Film | 300: Rise of an Empire – more parody than sequel

Image: Warner Bros.

The first 300 movie was a camp but awesome film with Gerard Butler’s King Leonidas coming out with some of cinema’s coolest phrases while he and his men armed with big abs and spears killed thousands of Persians in ferocious, bloody combat.

This follow-up though, is a head-bangingly unadorned, overblown piece of pomp. This ‘sort of’ sequel has the Greek general Themistokles attempting to unite Greece to fight against the evil Persians. He comes up against two major foes, one the narcissistic, God King Xerxes, with a golden body, and gold amulets and war paint to match. The second is Artemesia, the sexy but psychopathic and bellicose commander of the Persian navy with many Lady Macbeth and Cleopatra type qualities to her.

The script lacks the wit that held its predecessor together. The violence is as gory with the digital blood, but the dialogue can make you laugh, not ha-ha laugh, but laugh as in “That’s just ridiculous.” It’s tasteless, with so much vulgarity, that you could watch the original 300, and think, what on earth have they done?

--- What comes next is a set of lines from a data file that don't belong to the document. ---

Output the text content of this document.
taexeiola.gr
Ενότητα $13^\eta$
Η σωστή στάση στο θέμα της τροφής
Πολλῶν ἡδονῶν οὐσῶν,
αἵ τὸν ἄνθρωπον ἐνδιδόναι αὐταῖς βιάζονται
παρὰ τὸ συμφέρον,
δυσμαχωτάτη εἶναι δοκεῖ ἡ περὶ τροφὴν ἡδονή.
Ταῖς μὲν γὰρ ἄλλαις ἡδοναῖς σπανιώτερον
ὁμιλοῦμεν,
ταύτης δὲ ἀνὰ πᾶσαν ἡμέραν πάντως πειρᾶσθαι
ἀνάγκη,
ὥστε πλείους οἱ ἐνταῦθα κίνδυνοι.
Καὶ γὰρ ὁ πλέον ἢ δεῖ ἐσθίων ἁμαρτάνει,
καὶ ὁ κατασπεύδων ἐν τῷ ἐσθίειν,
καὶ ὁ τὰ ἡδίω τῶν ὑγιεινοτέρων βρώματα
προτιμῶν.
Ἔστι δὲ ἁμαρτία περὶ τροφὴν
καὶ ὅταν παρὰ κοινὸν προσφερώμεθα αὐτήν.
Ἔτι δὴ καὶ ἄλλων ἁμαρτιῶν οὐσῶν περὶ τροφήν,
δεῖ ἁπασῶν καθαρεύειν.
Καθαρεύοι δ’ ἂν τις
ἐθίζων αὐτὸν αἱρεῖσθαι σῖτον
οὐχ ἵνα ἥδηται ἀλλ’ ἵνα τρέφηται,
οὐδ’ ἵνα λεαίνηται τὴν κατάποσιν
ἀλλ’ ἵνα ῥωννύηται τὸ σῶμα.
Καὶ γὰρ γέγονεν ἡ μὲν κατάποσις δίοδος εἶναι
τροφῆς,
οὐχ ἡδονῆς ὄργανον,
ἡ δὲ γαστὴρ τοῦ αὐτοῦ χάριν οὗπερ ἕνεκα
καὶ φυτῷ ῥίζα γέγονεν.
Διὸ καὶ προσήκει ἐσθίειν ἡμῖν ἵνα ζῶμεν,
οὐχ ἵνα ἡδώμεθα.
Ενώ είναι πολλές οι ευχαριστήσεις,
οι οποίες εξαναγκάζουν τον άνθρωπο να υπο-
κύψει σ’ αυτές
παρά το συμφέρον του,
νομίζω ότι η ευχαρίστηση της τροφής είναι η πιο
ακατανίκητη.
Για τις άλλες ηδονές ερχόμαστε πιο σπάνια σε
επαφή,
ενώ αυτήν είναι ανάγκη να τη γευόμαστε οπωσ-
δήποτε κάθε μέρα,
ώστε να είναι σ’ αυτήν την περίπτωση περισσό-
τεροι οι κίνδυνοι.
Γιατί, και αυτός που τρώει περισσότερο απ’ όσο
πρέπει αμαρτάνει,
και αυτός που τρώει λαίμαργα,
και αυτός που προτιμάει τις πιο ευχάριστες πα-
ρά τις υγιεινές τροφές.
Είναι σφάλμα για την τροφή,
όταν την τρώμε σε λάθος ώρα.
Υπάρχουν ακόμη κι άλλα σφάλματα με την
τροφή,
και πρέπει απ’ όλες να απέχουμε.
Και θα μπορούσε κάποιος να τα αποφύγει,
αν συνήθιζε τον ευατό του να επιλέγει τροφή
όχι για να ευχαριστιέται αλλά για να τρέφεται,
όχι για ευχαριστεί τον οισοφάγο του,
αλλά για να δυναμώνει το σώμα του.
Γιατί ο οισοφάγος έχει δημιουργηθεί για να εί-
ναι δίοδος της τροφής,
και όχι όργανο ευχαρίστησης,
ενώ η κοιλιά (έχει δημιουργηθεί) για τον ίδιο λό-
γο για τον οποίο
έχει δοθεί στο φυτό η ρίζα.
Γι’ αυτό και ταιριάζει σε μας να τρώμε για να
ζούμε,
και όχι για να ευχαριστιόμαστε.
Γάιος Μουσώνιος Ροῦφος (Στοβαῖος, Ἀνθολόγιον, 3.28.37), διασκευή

There’s no point scripting such discourse like “you’ve come a long way to stroke your cock while watching real men train” to titillate the masculine audience. Nor was there any reason to put a sex scene in for the same reason. Who has sex with their sworn enemy the night before they go into battle against each other? Well, I could imagine something like that happening. You know, you pleasure one another as a token of respect to the gods and then the next day, if you happen to be killed, the gods may look kindly on you.

Despite the scale of the slaughter and large battles that take place between the Persians and Greeks, it’s no epic. Carnage comes aplenty, but it’s quite astonishing how insipid the film is. It’s more parody than sequel.